Ein richtiges Resümee zum Projekterfolg lässt sich noch nicht ziehen, auch wenn erste Vorzeichen gut aussehen. „Wir merken auf jeden Fall, dass immer mehr Leute diese Touren abfahren“, verrät Alexander Waturandang. Vor ein paar Wochen sind auch Broschüren und Karten gedruckt und verteilt worden.

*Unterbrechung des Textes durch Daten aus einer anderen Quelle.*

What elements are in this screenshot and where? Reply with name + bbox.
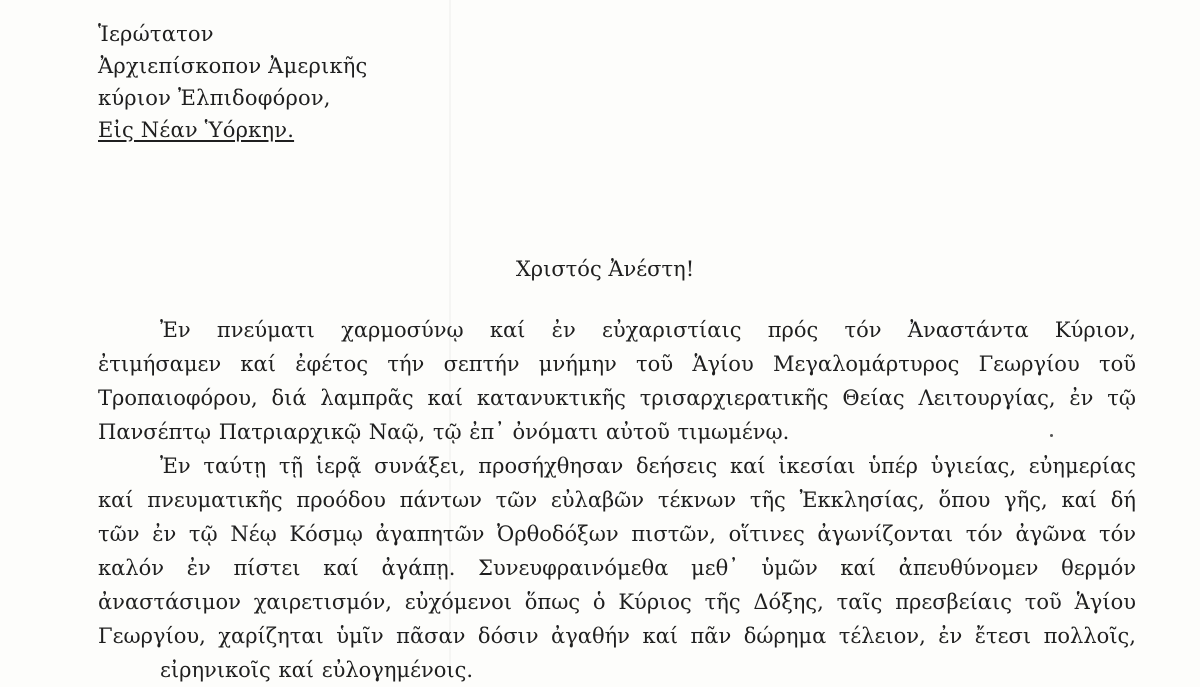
greeting-text: Χριστός Ἀνέστη! (515, 257, 695, 281)
paragraph-2-line: εἰρηνικοῖς καί εὐλογημένοις. (160, 658, 474, 682)
paragraph-1-line: ἐτιμήσαμεν καί ἐφέτος τήν σεπτήν μνήμην τοῦ Ἁγίου Μεγαλομάρτυρος Γεωργίου τοῦ (98, 352, 1136, 376)
address-line-city: Εἰς Νέαν Ὑόρκην. (98, 118, 295, 142)
address-line-title: Ἱερώτατον (98, 22, 214, 46)
paragraph-1 (98, 313, 1136, 449)
paragraph-2-line: καί πνευματικῆς προόδου πάντων τῶν εὐλαβῶν τέκνων τῆς Ἐκκλησίας, ὅπου γῆς, καί δή (98, 488, 1136, 512)
greeting (0, 254, 1200, 284)
paragraph-2-line: ἀναστάσιμον χαιρετισμόν, εὐχόμενοι ὅπως ὁ Κύριος τῆς Δόξης, ταῖς πρεσβείαις τοῦ Ἁγίου (98, 590, 1136, 614)
paragraph-2-line: Ἐν ταύτῃ τῇ ἱερᾷ συνάξει, προσήχθησαν δεήσεις καί ἱκεσίαι ὑπέρ ὑγιείας, εὐημερίας (160, 454, 1136, 478)
address-line-office: Ἀρχιεπίσκοπον Ἀμερικῆς (98, 54, 368, 78)
paragraph-2 (98, 449, 1136, 687)
letter-body (98, 313, 1136, 687)
recipient-address (98, 18, 368, 146)
paragraph-1-line: Ἐν πνεύματι χαρμοσύνῳ καί ἐν εὐχαριστίαις πρός τόν Ἀναστάντα Κύριον, (160, 318, 1136, 342)
paragraph-2-line: τῶν ἐν τῷ Νέῳ Κόσμῳ ἀγαπητῶν Ὀρθοδόξων πιστῶν, οἵτινες ἀγωνίζονται τόν ἀγῶνα τόν (98, 522, 1136, 546)
paragraph-2-line: καλόν ἐν πίστει καί ἀγάπῃ. Συνευφραινόμεθα μεθ᾽ ὑμῶν καί ἀπευθύνομεν θερμόν (98, 556, 1136, 580)
paragraph-1-line: Πανσέπτῳ Πατριαρχικῷ Ναῷ, τῷ ἐπ᾽ ὀνόματι αὐτοῦ τιμωμένῳ. (98, 420, 790, 444)
paragraph-1-line: Τροπαιοφόρου, διά λαμπρᾶς καί κατανυκτικῆς τρισαρχιερατικῆς Θείας Λειτουργίας, ἐν τῷ (98, 386, 1136, 410)
paragraph-2-line: Γεωργίου, χαρίζηται ὑμῖν πᾶσαν δόσιν ἀγαθήν καί πᾶν δώρημα τέλειον, ἐν ἔτεσι πολλοῖς, (98, 624, 1136, 648)
address-line-name: κύριον Ἐλπιδοφόρον, (98, 86, 331, 110)
ink-speck (1050, 434, 1053, 437)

„Wir wollten mehr, als ein paar Radwege zu schaffen oder zu beschildern“

Mario Wermuth, HarzMobil
Die Smartphone-Anwendung fungiert als Schaltzentrale des Genuss-Bike-Paradieses. Dazu gehören auch Kartendaten mit Navigation, deren Grundlage das Kartenportal Outdooractive ist.

Es bleibt viel zu tun

An einer Perspektive, was das Genuss-Bike-Paradies langfristig sein und leisten kann, mangelt es den Verantwortlichen nicht. Die Touren sollen erweitert und neue Arrangements entwickelt werden. Das Marketing fokussiert bereits die nächste Saison, dort soll die E-Bike-Region richtig wirksam werden.
Mit Blick auf die Zukunft und die nun ausgelaufene Förderung müssen die Projektpartner außerdem die Organisationsstruktur auf neue Fundamente stellen. Die Hotels, deren Zimmer und Angebote über die neue Website buchbar sind, nutzen diesen Service bisher kostenlos. In Zukunft sollen sie einen Mitgliedsbeitrag zahlen, als Gegenleistung für die prominente Online-Darstellung. Geplant ist weiterhin, einen Verein zu gründen, in dem sich die Mitgliedsbetriebe dann organisieren können und der die bisher vom Harz-Tourismus-Verband verantwortete Website betreiben soll.
Man müsse solche Projekte einfach angehen, anstatt vor den Formalien zurückzuschrecken, rät Wermuth anderen Regionen. Die Chancen übersteigen schließlich den Aufwand.
Die Projektinitiatorinnen benötigen ein gewisses Durchhaltevermögen, müssen hinter der Idee stehen und auch bereit sein, diese auch nach außen zu repräsentieren. Und die Protagonistinnen sollten, wenn möglich, nicht allein agieren. Die Vorteile der Gemeinschaft scheinen also auf allen Handlungsebenen relevant zu sein. 

LEADER-Programm:

Das Akronym LEADER steht ins Deutsche übersetzt für „Verbindung zwischen Aktionen zur Entwicklung der ländlichen Wirtschaft“. Dabei handelt es sich um ein Maßnahmenprogramm der Europäischen Union, das aus dem Landwirtschaftsfonds ELER finanziert und mit Mitteln der Länder, des Bundes und der Kommunen aufgestockt wird. Dass sich, wie im Falle des Genuss-Bike-Paradieses mehrere Akteure zusammentun, ist Teil des Konzepts, seit es 1991 eingeführt wurde. In den derzeit 321 deutschen LEADER-Regionen des bis Ende 2022 laufenden Förderzeitraums erarbeiten lokale Aktionsgruppen vielfältige Entwicklungskonzepte.